While it is acknowledged that arbitration operates within a private framework, it is crucial to recognize that arbitration is not inherently inferior to the traditional justice system. Instead, both methods of dispute resolution complement each other, making it inappropriate to compare them directly. It is essential to understand that arbitration and the judiciary serve distinct paths toward achieving justice, and thus, there should not be futile attempts to establish a hierarchy between the two.

From this perspective, it is clear that arbitration serves as a means to achieve justice.
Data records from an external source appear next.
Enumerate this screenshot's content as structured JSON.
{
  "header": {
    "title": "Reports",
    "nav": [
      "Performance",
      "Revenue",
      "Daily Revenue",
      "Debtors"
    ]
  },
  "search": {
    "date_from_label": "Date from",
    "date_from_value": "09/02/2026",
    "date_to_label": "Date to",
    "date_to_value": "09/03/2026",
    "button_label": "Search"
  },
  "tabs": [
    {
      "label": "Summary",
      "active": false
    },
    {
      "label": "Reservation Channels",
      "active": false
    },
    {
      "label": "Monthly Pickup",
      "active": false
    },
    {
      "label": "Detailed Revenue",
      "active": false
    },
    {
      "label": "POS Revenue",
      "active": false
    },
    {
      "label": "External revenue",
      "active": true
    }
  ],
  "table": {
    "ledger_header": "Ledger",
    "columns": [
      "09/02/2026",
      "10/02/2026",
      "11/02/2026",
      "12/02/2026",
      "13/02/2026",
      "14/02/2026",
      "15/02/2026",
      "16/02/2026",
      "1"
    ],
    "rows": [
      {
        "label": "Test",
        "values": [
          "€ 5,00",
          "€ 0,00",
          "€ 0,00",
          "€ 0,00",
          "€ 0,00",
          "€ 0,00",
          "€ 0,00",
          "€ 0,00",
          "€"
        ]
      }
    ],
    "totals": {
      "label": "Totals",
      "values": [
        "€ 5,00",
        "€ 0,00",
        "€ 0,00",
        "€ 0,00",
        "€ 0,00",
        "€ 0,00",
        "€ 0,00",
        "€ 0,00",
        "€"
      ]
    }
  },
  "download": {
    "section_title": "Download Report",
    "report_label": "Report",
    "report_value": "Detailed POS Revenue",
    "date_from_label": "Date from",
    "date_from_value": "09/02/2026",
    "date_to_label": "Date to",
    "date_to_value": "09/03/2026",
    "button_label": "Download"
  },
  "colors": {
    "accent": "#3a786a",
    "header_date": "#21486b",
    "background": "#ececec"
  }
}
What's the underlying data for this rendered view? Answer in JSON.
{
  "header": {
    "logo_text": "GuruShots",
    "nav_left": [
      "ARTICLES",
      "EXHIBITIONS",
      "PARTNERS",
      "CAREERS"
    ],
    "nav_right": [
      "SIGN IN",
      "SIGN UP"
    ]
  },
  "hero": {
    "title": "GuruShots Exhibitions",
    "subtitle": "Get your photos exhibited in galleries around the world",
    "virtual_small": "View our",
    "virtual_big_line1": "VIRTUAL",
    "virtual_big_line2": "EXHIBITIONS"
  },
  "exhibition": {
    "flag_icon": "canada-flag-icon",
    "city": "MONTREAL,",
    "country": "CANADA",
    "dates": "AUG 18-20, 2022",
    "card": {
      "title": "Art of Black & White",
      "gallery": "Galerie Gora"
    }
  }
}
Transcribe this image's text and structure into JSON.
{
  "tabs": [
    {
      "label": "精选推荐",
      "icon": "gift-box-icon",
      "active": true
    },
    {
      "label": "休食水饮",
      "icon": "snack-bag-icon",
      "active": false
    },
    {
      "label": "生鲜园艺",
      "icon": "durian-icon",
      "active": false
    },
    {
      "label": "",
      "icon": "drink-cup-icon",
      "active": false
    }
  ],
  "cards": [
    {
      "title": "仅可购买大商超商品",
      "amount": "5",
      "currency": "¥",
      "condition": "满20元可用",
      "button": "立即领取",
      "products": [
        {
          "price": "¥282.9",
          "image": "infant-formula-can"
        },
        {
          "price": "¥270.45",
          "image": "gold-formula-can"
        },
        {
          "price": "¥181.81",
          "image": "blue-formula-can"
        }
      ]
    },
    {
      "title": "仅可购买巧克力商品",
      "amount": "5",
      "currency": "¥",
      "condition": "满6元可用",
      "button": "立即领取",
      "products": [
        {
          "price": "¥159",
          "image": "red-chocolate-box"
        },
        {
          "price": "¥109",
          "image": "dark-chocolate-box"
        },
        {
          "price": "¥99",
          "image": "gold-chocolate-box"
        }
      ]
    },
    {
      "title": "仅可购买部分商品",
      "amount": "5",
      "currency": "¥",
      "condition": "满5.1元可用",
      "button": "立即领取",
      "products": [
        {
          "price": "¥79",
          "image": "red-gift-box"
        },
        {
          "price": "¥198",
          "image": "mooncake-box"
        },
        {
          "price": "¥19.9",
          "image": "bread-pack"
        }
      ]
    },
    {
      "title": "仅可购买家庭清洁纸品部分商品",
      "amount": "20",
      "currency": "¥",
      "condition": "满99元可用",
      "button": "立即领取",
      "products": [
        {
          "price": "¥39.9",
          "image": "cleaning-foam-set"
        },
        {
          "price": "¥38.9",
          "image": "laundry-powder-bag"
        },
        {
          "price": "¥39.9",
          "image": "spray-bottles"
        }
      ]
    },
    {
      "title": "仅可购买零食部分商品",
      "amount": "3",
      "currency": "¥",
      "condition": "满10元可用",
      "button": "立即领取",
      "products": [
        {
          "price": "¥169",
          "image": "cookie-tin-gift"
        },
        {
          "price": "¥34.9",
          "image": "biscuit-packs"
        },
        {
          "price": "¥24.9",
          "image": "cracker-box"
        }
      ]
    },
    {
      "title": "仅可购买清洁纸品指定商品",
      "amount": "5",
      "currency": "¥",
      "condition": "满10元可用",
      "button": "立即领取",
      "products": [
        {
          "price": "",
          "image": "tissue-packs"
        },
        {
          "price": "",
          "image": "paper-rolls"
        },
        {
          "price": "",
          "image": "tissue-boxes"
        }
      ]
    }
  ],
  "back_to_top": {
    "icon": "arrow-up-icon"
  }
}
Therefore, it is vital to ensure that arbitration proceedings are not misused or compromised by the partiality of the arbitrator or the arbitral panel under any circumstances.

End-Notes:
  1. Manasi Arora, Impartiality and Independence of Arbitrators, https://blog.ipleaders.in/impartiality-independence-arbitrators/ (accessed on Mar. 02, 2024)
  2. Suvigya Awasthi, The Standard of Independence and Impartiality of an Arbitrator and Conflict of Interests surrounding it, PSL CHAMBERS https://www.pslchambers.com/article/the-standard-of-independence-and-impartiality-of-an-arbitrator-and-conflict-of-interests-surrounding-it/ (accessed on Mar. 05, 2024)
  3. Arbitrations and Conciliation Act, 1996, s 12.
  4. Arbitrations and Conciliation (Amendment) Act, 2015, 5th schedule.
  5. Arbitration and Conciliation (Amendment) Act, 2015, s 12 (5).
  6. Sneha Bhawnani & Swatilekha Chakraborty, VINOD KOTHARI CONSULTANTS https://vinodkothari.com/2017/03/independence-and-impartiality-of-arbitrators-a-step-closer-towards-alternate-dispute-resolution-by-sneha-bhawnani-swatilekha-chakraborty/ (last accessed on Mar. 5, 2024)
  7. Arbitration and Conciliation Act, 1996, s 10.
  8. Voestalpine Schienen GmBH v. Delhi Metro Rail Corporation Limited (2017) 4 SCC 665.
  9. Perkins Eastman Architects DPC &Anr v. HSCC (India) Ltd (2019) 17 SCR 275.
  10. Reliance Industries Ltd. & Ors v Union of India (2018) EWHC 822 (Comm).